Voci da mondi diversi. Penisola iberica
autobiografia
FRESCO DI LETTURA
Sergio del Molino, “Nell’ora violetta”
Ed.
Sellerio, trad. Maria Nicola, pagg. 223, Euro 16,00
Pablo. Pablo ha dieci mesi. Pablo è
ammalato. Leucemia. Suo padre, lo scrittore Sergio del Molino che ha scritto
questo libro per parlarci di lui, per registrare il calvario della sua
malattia, non vuole che si parli di lui come del ‘bambino’, del ‘piccolo’.
Pablo ha un nome, diamogli la dignità di ‘essere’ un individuo con il suo
carattere e il suo nome.
Sergio del Molino non vuole scrivere un
libro strappalacrime ma non possiamo non leggerlo con il cuore stretto, perché
Pablo diventa un poco nostro figlio, sentiamo le sue sofferenze sulla nostra
pelle, teniamo il fiato in sospeso in attesa di un responso medico, ci
chiediamo fino alla fine, ‘ce la farà?’. Sarà uno del numero esiguo di casi
simili al suo che hanno reagito positivamente alle cure, alla chemio, al
trapianto di midollo?
L’autore ci racconta della nascita di
Pablo, del cesareo, dei suoi primi difficili giorni di vita- era un presagio?-,
delle grandi gioie di veder crescere un cucciolo d’uomo, del viaggio in Italia
e la scoperta del mare.

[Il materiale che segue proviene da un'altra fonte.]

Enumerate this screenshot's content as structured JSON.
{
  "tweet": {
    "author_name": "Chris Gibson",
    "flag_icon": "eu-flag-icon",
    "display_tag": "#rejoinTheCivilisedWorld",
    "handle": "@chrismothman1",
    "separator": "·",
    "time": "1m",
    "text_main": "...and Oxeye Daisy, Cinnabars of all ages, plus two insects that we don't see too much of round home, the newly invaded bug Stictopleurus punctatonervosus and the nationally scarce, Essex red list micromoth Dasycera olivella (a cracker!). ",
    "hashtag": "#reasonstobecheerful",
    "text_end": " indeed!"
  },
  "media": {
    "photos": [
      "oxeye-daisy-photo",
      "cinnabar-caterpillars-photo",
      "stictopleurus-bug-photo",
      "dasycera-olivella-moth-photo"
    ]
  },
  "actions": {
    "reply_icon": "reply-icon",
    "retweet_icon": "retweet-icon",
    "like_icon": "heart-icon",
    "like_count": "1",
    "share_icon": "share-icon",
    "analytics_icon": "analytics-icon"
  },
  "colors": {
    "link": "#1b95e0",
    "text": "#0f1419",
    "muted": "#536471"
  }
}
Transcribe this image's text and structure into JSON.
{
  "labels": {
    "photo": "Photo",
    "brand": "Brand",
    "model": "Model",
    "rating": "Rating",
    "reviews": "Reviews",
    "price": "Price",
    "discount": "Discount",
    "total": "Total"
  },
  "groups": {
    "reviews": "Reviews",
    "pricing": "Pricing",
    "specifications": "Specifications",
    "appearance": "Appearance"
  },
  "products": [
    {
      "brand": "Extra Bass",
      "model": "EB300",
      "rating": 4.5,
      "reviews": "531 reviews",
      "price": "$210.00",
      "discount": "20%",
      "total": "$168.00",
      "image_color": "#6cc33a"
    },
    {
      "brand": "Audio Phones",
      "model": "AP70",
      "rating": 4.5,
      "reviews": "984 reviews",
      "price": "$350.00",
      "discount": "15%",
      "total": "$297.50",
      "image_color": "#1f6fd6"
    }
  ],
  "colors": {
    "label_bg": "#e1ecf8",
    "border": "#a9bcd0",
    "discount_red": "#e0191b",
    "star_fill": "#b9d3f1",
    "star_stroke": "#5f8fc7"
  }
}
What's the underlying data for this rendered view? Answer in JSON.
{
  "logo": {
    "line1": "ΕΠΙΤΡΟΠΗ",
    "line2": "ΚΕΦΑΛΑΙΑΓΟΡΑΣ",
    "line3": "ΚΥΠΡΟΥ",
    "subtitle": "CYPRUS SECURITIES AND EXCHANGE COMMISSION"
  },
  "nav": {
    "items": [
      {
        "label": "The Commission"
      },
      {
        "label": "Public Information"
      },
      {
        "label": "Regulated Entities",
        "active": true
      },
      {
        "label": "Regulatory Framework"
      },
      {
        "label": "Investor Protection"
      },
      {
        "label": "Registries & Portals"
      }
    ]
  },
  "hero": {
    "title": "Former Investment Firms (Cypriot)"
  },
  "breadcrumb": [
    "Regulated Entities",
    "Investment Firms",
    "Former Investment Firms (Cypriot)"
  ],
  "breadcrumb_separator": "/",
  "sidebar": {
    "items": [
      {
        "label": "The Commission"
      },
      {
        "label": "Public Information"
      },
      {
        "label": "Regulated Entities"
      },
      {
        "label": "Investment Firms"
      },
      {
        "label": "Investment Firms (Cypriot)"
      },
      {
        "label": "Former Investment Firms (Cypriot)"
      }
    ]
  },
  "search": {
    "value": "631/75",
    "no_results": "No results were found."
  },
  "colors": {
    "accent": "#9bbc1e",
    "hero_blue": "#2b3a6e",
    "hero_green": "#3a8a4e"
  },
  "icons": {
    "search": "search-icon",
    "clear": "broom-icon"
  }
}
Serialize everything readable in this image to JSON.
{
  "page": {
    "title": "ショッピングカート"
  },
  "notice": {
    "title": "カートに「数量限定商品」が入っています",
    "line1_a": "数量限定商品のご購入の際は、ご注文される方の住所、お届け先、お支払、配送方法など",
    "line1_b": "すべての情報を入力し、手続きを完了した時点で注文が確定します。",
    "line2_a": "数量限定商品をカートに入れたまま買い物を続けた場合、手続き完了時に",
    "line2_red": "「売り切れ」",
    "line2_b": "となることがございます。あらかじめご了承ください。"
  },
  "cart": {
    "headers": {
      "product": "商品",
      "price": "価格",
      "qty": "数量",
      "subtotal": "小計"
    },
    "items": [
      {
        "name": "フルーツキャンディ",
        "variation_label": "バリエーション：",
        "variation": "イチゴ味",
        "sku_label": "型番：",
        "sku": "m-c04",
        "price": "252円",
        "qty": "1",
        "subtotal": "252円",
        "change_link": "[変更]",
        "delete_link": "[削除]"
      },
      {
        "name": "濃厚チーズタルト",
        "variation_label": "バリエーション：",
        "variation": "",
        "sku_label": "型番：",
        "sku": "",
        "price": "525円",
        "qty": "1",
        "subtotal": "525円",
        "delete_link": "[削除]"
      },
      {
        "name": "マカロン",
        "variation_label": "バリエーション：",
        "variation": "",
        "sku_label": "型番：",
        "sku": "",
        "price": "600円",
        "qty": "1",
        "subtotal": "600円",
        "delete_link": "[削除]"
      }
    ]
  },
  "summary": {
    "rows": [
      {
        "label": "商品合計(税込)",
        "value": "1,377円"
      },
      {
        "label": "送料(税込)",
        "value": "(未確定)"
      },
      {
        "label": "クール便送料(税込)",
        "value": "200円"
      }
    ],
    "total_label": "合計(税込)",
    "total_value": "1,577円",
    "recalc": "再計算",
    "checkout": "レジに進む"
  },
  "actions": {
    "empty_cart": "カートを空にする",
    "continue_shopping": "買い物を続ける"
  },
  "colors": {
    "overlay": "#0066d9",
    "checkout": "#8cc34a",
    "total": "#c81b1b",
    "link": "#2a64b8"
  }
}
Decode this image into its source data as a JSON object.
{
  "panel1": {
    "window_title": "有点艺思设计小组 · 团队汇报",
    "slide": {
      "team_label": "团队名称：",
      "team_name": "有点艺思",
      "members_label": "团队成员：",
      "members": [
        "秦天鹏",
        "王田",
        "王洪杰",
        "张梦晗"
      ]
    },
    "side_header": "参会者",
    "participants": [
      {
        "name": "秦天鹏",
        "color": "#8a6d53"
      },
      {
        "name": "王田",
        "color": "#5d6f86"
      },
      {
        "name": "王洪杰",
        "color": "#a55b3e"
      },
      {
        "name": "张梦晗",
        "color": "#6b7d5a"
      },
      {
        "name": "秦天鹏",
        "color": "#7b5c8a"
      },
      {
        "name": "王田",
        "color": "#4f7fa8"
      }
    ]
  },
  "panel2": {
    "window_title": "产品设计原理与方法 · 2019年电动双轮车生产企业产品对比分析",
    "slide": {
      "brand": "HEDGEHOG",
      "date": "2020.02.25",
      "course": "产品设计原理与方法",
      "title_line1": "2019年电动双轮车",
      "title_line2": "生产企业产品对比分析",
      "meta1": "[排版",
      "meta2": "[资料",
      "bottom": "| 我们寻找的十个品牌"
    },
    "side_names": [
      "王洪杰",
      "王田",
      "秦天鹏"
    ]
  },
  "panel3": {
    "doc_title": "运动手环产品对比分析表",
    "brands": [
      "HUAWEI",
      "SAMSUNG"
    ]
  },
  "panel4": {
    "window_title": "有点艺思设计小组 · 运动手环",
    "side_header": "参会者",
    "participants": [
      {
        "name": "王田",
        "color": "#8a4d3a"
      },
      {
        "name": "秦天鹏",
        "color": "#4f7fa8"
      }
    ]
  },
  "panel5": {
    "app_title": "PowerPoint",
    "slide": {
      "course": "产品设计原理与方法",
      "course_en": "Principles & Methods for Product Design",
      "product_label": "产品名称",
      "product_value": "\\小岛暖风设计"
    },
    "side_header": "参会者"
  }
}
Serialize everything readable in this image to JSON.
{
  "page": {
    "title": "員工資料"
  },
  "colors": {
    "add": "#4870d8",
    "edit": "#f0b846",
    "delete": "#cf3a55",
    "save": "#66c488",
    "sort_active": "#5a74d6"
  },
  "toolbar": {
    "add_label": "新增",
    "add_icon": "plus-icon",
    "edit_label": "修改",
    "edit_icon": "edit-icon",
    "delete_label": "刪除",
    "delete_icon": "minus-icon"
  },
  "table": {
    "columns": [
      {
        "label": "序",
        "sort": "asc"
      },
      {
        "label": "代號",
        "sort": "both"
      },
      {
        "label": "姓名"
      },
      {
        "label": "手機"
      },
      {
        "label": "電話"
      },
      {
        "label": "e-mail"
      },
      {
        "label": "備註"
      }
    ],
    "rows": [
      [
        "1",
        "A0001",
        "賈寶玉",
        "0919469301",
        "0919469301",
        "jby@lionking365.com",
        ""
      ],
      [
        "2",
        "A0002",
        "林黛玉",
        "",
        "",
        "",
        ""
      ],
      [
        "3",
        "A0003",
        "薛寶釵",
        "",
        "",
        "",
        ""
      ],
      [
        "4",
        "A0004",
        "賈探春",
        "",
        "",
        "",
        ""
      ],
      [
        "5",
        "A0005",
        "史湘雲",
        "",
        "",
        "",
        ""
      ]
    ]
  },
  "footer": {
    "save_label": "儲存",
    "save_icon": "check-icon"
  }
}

Gli occhi sgranati di Pablo che non sapeva capacitarsi
che quell’immensità azzurra fosse acqua. E poi la stanchezza anomala, quando il
pensiero non era preoccupazione. Le prime analisi, i cauti avvertimenti dei
dottori, la conferma della leucemia.
dal blog dello scrittore |
Iniziava così la guerra- non c’è altra
parola per dirlo- contro la malattia e l’altra guerra, quella interiore, per
non perdersi di coraggio, per non lasciarsi andare, per aiutare Pablo. Restando
ogni istante al suo fianco, dandosi il cambio e trovando la forza di andare
avanti, di mangiare e di dormire- come avrebbero potuto, lui e sua moglie,
essere di aiuto a Pablo se non fossero stati in forze?
E’ sempre doloroso leggere un libro come
“Nell’ora violetta”. Mi è venuta in mente la poesia di Carducci che una volta
era d’obbligo studiare a memoria nella scuola elementare, “L’albero a cui
tendevi la pargoletta mano…”, che termina con i versi “Tu dell’inutil vita/
estremo unico fior,/ sei nella terra fredda,/ sei nella terra negra;/ né il sol
più ti rallegra/ né ti risveglia amor”. Non è una bella poesia ed è un bene che
non si legga più a scuola. Però ricordo quanto avesse colpito me bambina,
l’immagine dell’albero che rifiorisce a primavera e il bimbo che non lo vedrà
più, quanto mi fosse parso straziante (pur nei versi rigidi) il dolore del
padre. Perché- e questo già lo sapevo- non è giusto, non è normale che un
figlio muoia prima di un padre. Come fa notare Del Molino, un genitore che ha
perso il figlio è senza definizione- si resta orfani di padre e madre, vedovi
del compagno di una vita, ma non è previsto un vocabolo per quello che è un
dramma ancora più grande.
Resta per sempre nell’ora violetta di T.
S. Eliot, Pablo, rimane per sempre nell’ora del crepuscolo insieme a tutti i
bambini che non sono potuti diventare grandi, e sappiamo, come lo sa lo
scrittore, che non lo dimenticheremo mai. “Un figlio che se ne va si porta via
per sempre una parte di te e niente e nessuno riempirà mai quel vuoto”.
Un
libro sobrio nel suo dolore, esauriente nelle spiegazioni mediche. Un libro che
ci fa vergognare di qualunque cosa noi possiamo avere l’ardire di lamentarci,
che ci fa contare sulle dita le nostre fortune.